The mother of a baby girl who died at home still does not have any answers as to how she met her death.
Four-month-old Elizabeth Goater was found unresponsive by her mother Michela Hall at their home in Burnley on January 11th.
An inquest at Burnley Coroner’s Court heard evidence from paediatric pathologist Dr Melanie Newbold who said she was unable to give a cause of death following a post-mortem examination.
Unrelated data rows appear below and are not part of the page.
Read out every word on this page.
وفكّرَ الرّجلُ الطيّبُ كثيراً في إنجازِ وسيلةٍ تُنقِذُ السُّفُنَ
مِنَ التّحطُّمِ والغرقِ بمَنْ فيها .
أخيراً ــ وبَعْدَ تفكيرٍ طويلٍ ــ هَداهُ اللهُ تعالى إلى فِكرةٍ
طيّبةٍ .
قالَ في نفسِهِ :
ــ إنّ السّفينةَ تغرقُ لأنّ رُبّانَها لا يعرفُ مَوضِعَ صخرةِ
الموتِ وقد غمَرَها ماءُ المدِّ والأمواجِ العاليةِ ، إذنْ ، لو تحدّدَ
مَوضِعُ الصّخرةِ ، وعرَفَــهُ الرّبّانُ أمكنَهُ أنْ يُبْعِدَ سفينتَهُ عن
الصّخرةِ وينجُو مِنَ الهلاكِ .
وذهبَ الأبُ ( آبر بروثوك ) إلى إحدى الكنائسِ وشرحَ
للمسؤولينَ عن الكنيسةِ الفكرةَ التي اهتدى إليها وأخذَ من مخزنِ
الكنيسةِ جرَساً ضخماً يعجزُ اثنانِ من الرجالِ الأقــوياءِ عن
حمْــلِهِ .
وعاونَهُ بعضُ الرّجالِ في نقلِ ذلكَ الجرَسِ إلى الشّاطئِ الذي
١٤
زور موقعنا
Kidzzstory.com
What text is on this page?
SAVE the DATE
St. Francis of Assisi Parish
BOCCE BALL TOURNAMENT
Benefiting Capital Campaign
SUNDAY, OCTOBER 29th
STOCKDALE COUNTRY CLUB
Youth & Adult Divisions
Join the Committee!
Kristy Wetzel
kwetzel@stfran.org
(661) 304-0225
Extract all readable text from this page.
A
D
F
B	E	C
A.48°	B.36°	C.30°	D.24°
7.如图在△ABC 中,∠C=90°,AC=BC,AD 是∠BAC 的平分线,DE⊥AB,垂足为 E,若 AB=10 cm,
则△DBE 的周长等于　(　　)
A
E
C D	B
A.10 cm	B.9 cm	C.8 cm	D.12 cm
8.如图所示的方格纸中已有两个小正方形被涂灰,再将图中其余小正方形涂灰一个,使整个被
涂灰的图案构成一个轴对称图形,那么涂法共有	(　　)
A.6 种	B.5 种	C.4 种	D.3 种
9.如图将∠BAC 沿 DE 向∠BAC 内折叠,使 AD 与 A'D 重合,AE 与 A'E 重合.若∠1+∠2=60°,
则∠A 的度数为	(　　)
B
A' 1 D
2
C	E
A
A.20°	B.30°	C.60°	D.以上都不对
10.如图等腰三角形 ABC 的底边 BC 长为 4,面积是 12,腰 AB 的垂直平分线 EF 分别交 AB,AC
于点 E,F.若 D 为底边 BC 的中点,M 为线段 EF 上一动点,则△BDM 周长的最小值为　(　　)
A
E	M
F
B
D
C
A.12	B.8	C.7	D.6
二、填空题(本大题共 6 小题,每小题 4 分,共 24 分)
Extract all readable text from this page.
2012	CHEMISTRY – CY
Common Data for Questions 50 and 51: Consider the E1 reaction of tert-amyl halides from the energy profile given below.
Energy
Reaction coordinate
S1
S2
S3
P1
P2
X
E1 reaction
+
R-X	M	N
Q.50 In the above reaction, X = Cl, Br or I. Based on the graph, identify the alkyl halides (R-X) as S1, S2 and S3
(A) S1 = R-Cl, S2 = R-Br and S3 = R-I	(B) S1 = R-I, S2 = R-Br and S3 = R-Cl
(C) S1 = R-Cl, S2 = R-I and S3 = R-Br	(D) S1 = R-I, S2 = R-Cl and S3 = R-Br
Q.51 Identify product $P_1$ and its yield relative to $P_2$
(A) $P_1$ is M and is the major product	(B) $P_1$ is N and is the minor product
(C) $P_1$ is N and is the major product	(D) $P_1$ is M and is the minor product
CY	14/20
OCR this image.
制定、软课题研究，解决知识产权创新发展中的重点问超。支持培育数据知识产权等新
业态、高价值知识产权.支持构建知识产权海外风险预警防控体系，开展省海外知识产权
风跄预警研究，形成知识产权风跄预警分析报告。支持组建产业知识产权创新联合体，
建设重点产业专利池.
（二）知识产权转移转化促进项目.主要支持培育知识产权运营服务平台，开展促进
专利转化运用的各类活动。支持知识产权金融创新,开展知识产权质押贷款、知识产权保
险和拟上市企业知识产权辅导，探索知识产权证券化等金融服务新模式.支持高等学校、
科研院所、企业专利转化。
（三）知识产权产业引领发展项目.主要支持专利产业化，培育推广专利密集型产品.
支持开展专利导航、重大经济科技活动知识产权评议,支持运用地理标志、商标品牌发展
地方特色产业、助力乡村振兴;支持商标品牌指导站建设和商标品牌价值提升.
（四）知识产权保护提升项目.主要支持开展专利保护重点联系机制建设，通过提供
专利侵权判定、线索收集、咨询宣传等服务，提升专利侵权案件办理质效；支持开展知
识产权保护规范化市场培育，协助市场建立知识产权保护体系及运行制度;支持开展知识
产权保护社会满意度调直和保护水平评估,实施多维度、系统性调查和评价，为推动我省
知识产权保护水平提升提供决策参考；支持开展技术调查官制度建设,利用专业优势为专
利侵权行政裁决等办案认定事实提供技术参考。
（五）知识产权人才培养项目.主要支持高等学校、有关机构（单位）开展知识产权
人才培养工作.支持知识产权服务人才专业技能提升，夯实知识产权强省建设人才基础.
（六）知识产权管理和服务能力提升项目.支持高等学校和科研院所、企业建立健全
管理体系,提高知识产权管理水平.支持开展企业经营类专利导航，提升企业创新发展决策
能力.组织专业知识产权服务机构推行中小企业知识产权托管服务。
Baby Elizabeth was born by Caesarean section six weeks premature on September 10th, but had been discharged two weeks later and was developing well. Miss Hall told the inquest she had fed Elizabeth just before 1am and then paced her in a Moses basket. She found her unresponsive at 7am later that morning. Elizabeth had spent three days on the neo-natal intensive care unit following her birth. Dr Newbold said: “Elizabeth had been feeding normally, and I found no evidence of infection, viruses or metabolic disease. She was a little girl but was doing quite well. Sadly, we cannot find a cause of death. It has been known for some time that babies die suddenly in their first year of life. It used to be called cot death or sudden infant death syndrome, but neither of these terms are particularly helpful. We know there are certain factors associated with this type of death, and premature birth can be one. Medical science, however, has not progressed far enough yet to explain why.”
East Lancashire Coroner Mr Richard Taylor recorded a conclusion of undiagnosed natural causes.
He said: “The pathologist has excluded a lot of possible causes. You have my wholehearted sympathies and condolences. This was an absolute tragedy that couldn’t have been anticipated.”